Venerdì il re dollaro si è ripreso alla grande, dopo che USA e Cina hanno segnalato la loro intenzione di sedersi al tavolo dei negoziati.
Nel comparto G10, il dollaro neozelandese ha avuto l’andamento peggiore, in calo dello 0,60%, a $0,6740.
Anche la flessione del PMI business di giugno – sceso a 52,8 punti dai 54,4 di maggio – potrebbe spiegare il deprezzamento del kiwi.
Le valute considerate rifugi sicuri hanno resistito piuttosto bene all’improvviso miglioramento della propensione al rischio.
Lo Swissie è sceso solo dello 0,10%, con l’USD/CHF che ha testato il massimo risalente al 15 maggio, pari a 1,0042, mentre lo yen giapponese ha ceduto lo 0,20% e l’USD/JPY è salito a 112,78.

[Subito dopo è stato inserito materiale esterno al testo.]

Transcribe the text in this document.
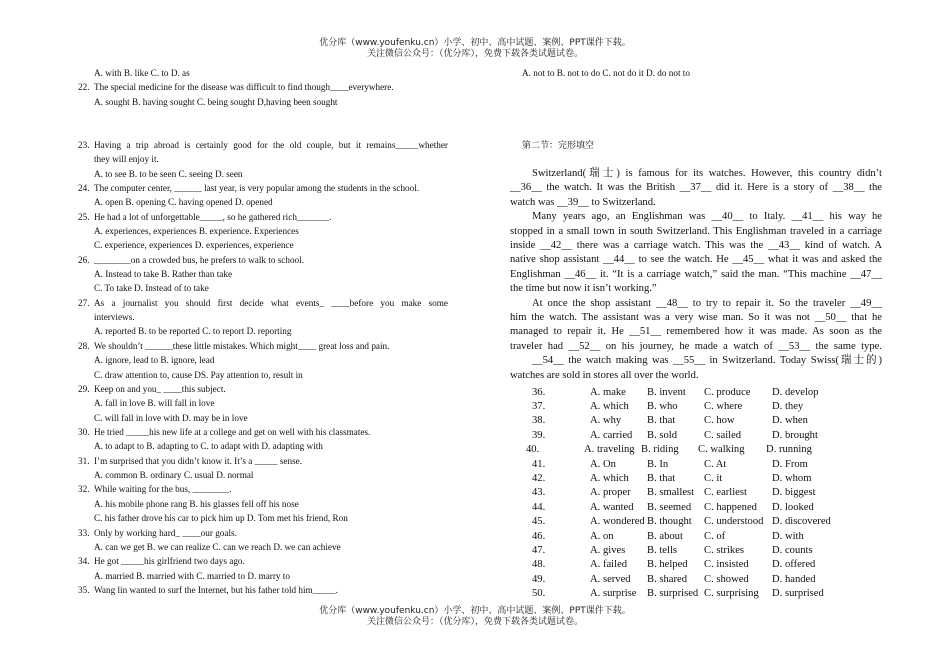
优分库（www.youfenku.cn）小学、初中、高中试题、案例、PPT课件下载。
关注微信公众号：（优分库），免费下载各类试题试卷。
A. with B. like C. to D. as
22. The special medicine for the disease was difficult to find though____everywhere.
A. sought B. having sought C. being sought D,having been sought
23. Having a trip abroad is certainly good for the old couple, but it remains_____whether
they will enjoy it.
A. to see B. to be seen C. seeing D. seen
24. The computer center, ______ last year, is very popular among the students in the school.
A. open B. opening C. having opened D. opened
25. He had a lot of unforgettable_____, so he gathered rich_______.
A. experiences, experiences B. experience. Experiences
C. experience, experiences D. experiences, experience
26. ________on a crowded bus, he prefers to walk to school.
A. Instead to take B. Rather than take
C. To take D. Instead of to take
27. As a journalist you should first decide what events_ ____before you make some
interviews.
A. reported B. to be reported C. to report D. reporting
28. We shouldn’t ______these little mistakes. Which might____ great loss and pain.
A. ignore, lead to B. ignore, lead
C. draw attention to, cause DS. Pay attention to, result in
29. Keep on and you_ ____this subject.
A. fall in love B. will fall in love
C. will fall in love with D. may be in love
30. He tried _____his new life at a college and get on well with his classmates.
A. to adapt to B. adapting to C. to adapt with D. adapting with
31. I’m surprised that you didn’t know it. It’s a _____ sense.
A. common B. ordinary C. usual D. normal
32. While waiting for the bus, ________.
A. his mobile phone rang B. his glasses fell off his nose
C. his father drove his car to pick him up D. Tom met his friend, Ron
33. Only by working hard_ ____our goals.
A. can we get B. we can realize C. can we reach D. we can achieve
34. He got _____his girlfriend two days ago.
A. married B. married with C. married to D. marry to
35. Wang lin wanted to surf the Internet, but his father told him_____.
A. not to B. not to do C. not do it D. do not to
第二节：完形填空
Switzerland(瑞士) is famous for its watches. However, this country didn’t
__36__ the watch. It was the British __37__ did it. Here is a story of __38__ the
watch was __39__ to Switzerland.
Many years ago, an Englishman was __40__ to Italy. __41__ his way he
stopped in a small town in south Switzerland. This Englishman traveled in a carriage
inside __42__ there was a carriage watch. This was the __43__ kind of watch. A
native shop assistant __44__ to see the watch. He __45__ what it was and asked the
Englishman __46__ it. “It is a carriage watch,” said the man. “This machine __47__
the time but now it isn’t working.”
At once the shop assistant __48__ to try to repair it. So the traveler __49__
him the watch. The assistant was a very wise man. So it was not __50__ that he
managed to repair it. He __51__ remembered how it was made. As soon as the
traveler had __52__ on his journey, he made a watch of __53__ the same type.
__54__ the watch making was __55__ in Switzerland. Today Swiss(瑞士的)
watches are sold in stores all over the world.
36.	A. make B. invent C. produce D. develop
37.	A. which B. who C. where	D. they
38.	A. why B. that	C. how	D. when
39.	A. carried B. sold	C. sailed	D. brought
40.	A. traveling B. riding C. walking D. running
41.	A. On	B. In	C. At	D. From
42.	A. which B. that	C. it	D. whom
43.	A. proper B. smallest C. earliest D. biggest
44.	A. wanted B. seemed C. happened D. looked
45.	A. wondered B. thought C. understood D. discovered
46.	A. on	B. about C. of	D. with
47.	A. gives B. tells	C. strikes	D. counts
48.	A. failed B. helped C. insisted D. offered
49.	A. served B. shared C. showed D. handed
50.	A. surprise B. surprised C. surprising D. surprised
优分库（www.youfenku.cn）小学、初中、高中试题、案例、PPT课件下载。
关注微信公众号：（优分库），免费下载各类试题试卷。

La pubblicazione del rapporto sull’inflazione di giugno negli USA ha dato solo una spinta limitata al biglietto verde, perché gli investitori temono i potenziali effetti negativi sull’inflazione di una guerra commerciale.

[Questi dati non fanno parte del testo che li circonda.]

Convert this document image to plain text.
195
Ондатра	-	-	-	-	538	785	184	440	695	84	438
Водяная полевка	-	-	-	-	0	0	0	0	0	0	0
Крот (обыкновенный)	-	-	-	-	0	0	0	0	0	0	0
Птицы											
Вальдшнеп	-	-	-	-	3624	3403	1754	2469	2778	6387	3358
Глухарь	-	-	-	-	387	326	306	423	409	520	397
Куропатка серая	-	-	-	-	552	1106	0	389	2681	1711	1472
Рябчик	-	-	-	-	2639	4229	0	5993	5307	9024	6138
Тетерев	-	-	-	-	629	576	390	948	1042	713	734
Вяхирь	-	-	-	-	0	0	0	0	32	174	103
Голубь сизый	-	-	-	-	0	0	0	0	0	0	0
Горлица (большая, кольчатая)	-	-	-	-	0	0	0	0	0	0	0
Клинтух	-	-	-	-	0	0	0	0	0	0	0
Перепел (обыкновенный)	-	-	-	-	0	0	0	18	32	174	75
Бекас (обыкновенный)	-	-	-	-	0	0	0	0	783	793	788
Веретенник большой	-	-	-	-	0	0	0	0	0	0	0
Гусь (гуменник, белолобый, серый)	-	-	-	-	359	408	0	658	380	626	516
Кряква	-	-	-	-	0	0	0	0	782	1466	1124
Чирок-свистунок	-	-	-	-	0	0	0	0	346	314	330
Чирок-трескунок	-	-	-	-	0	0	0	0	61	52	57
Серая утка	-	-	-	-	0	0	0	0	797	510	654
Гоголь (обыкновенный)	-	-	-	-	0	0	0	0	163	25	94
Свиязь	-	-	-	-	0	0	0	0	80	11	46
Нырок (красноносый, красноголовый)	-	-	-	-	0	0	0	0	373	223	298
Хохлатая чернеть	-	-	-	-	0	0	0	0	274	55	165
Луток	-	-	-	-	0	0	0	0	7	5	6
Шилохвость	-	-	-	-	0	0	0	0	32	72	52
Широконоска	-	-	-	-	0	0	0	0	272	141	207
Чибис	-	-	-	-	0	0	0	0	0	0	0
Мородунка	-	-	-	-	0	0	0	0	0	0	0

L’introduzione di dazi sarebbe una doppia maledizione, perché eserciterebbe pressioni rialziste sull’inflazione nel medio-lungo termine, producendo invece effetti negativi sulla crescita, cosa che potrebbe spingere la Fed ad alzare i tassi in modo meno aggressivo – se non addirittura a fare una pausa nel corso di restringimento.